Hacker News new | ask | show | jobs
by miohtama 1038 days ago
Note that concurrency of containers not specific to Python any way.

For example, Java implements different versions of containers for single thread and multithread usage, because multithreaded containers have obvious performance penalty

https://docs.oracle.com/javase/8/docs/api/java/util/concurre...

2 comments

> For example, Java implements different versions of containers for single thread and multithread usage, because multithreaded containers have obvious performance penalty.

Very few codebases in Java are single-threaded; specialty frameworks like Netty are the exception not the rule.

Likewise, there are not different containers for single threaded and multithreaded usage; there are containers that have different strategies for dealing with multi-threaded usage.

Hashtable is the oldest and is notable for it still being present and still being fundamentally flawed. It will lock reads and writes, but does not describe a way to lock for a transaction - e.g. changes based on read data. As such, it fundamentally has race conditions you can't protect against.

Hashmap and the rest of the Java 1.2 collections API set a slightly better pattern - they don't internally try to maintain safety, but provide mechanisms like synchronizedMap() to let you hold the monitor for the length of your transaction.

However, this could only be so good, because the monitors in Java are pretty fundamentally broken as well. A monitor is both part of its public API ( e.g. "synchronized(foo) {...}" ) and part of its implementation (e.g. public synchronized void bar() { ... })". This means that external code can affect your internal operation if you leverage the monitor that you get by default through your "this" instance.

As such, synchronized set involves three monitors:

1. The monitor on the interface-implementing collection type itself, e.g. on the HashMap. This likely is never used.

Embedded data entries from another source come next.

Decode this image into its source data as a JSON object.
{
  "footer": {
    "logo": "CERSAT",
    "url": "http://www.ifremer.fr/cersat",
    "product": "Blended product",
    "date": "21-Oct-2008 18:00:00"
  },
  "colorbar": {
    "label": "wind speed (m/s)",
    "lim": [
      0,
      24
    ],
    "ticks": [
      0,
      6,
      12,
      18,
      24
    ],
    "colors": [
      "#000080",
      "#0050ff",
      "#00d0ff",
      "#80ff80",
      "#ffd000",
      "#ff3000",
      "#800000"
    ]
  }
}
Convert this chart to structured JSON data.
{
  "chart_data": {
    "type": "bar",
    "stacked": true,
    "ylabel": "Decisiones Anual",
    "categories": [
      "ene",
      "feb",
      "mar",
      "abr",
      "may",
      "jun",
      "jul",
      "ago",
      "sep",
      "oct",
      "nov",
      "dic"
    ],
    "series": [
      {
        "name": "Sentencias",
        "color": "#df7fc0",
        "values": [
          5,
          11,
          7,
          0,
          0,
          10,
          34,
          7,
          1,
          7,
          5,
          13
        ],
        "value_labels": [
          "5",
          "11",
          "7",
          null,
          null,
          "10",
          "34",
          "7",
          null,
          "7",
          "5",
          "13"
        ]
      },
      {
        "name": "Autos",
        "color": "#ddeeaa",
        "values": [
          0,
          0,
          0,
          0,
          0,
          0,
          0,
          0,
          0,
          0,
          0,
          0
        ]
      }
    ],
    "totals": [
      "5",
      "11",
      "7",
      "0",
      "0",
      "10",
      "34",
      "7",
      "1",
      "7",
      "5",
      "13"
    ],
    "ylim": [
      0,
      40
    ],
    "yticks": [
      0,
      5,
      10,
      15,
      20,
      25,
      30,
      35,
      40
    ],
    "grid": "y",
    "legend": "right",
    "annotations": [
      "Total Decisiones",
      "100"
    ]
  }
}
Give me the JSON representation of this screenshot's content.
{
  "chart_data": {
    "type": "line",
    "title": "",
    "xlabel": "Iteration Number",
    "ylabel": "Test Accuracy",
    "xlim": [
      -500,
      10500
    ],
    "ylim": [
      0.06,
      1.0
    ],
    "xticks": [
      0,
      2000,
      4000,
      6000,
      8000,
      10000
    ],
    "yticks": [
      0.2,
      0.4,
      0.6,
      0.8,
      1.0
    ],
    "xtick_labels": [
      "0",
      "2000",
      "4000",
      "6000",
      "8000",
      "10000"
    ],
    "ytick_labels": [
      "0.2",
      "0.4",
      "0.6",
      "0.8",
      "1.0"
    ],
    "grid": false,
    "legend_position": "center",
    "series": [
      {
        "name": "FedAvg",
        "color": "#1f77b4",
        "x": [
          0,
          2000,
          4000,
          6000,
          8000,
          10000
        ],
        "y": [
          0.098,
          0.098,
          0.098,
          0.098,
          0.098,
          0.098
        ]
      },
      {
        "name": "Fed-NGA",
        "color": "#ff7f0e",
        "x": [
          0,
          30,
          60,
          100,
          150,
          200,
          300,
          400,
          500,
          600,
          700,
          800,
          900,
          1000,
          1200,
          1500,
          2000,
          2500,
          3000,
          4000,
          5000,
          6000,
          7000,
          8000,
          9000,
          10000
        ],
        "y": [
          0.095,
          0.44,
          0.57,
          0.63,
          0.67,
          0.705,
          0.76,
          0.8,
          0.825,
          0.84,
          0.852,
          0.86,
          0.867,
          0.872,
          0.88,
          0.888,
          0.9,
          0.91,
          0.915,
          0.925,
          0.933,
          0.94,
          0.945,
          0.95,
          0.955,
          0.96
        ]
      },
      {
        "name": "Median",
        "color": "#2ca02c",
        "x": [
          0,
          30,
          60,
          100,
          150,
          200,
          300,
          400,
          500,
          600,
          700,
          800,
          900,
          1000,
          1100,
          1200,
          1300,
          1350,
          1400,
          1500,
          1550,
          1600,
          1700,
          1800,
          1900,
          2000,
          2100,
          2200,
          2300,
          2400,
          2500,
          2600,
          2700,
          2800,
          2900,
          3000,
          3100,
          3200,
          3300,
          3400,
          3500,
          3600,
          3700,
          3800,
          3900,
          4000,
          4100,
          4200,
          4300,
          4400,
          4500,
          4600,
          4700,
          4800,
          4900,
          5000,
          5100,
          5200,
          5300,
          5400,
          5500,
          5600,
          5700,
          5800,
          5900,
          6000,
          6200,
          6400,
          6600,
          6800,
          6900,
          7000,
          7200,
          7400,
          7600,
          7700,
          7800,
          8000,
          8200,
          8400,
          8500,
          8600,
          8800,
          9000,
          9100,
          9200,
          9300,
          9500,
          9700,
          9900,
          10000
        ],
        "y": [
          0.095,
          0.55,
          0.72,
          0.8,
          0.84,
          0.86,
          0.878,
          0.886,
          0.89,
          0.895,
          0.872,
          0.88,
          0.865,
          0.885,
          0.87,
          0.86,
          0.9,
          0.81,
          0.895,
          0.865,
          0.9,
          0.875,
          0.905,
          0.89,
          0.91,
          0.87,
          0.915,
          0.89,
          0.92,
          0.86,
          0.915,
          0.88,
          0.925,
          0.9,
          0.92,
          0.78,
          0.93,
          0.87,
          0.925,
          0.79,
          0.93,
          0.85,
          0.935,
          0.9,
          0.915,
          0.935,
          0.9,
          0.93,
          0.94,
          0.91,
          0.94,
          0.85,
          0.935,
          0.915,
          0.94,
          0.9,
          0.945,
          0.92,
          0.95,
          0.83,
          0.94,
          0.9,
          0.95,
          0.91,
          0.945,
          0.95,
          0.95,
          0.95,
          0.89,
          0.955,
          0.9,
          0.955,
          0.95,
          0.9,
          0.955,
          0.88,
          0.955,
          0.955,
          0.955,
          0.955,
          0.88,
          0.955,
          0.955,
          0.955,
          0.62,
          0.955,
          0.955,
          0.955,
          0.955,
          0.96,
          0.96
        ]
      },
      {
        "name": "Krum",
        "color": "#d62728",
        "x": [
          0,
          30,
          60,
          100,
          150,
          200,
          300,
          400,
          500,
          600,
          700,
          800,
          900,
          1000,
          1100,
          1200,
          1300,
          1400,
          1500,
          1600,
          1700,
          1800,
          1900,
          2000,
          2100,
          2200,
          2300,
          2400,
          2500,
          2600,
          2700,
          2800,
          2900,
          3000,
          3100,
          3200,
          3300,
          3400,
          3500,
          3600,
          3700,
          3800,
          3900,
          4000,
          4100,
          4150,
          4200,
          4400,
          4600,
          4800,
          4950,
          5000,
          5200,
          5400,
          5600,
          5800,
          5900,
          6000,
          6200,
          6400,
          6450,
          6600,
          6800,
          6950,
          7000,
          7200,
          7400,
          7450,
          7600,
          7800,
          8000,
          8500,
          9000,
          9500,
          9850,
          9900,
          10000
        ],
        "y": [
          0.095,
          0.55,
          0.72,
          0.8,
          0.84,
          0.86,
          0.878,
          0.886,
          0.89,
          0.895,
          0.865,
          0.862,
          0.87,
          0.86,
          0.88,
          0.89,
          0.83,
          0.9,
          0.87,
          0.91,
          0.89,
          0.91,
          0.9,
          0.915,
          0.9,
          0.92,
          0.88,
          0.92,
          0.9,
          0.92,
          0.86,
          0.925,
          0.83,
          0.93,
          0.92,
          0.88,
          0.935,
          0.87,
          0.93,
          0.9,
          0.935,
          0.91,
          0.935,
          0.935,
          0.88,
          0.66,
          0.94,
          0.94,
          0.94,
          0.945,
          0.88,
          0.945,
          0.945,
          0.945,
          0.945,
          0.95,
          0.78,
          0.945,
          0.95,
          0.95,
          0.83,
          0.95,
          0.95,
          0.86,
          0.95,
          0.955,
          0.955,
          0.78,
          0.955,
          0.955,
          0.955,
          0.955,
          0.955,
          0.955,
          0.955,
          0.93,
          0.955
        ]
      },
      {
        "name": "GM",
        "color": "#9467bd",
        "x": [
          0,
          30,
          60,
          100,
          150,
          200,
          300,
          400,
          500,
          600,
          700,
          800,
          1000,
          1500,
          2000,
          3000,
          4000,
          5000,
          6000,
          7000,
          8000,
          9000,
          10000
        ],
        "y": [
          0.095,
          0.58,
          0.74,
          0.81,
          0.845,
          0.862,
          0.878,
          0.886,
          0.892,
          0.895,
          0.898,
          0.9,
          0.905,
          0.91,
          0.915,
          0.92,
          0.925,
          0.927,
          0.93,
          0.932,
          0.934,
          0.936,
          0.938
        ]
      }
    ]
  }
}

2. The monitor on the object returned by the 'synchronizedXXX' wrapping method. This is used to protect transactional access, such as iterating through while removing items.

3. The monitor used as a mutex inside the object returned by the 'syncronizedXXX' wrapping method, protect the integrity of the collection data type if used by multithreaded code which does not hold monitor #2. The code may have a race condition, but it won't put the collection itself into an inconsistent structural state.

The 'synchronizedXXX'-returned wrapper objects are pretty expensive, and if you can you should just internalize those collections into business object that does any needed syncronization itself.

ConcurrentHashMap and the like are lockless, and are built with the idea that you can perform the changes needed through atomic operations rather than transactions. This isn't always true, but often is.

For a collection which is always held by a single thread, the atomic operation overhead may still cause a performance impact - after all, the atomic operations are still processor state synchronization points. It is also possible to beat ConcurrentHashMap with regular HashMap on certain usage in multithreaded environments, when you are properly protecting access to the HashMap yourself.

It might be challenging to find scenarios where ConcurrentHashMap doesn't beat the 'synchronizedMap()' wrapper, just because the implementation itself is really expensive.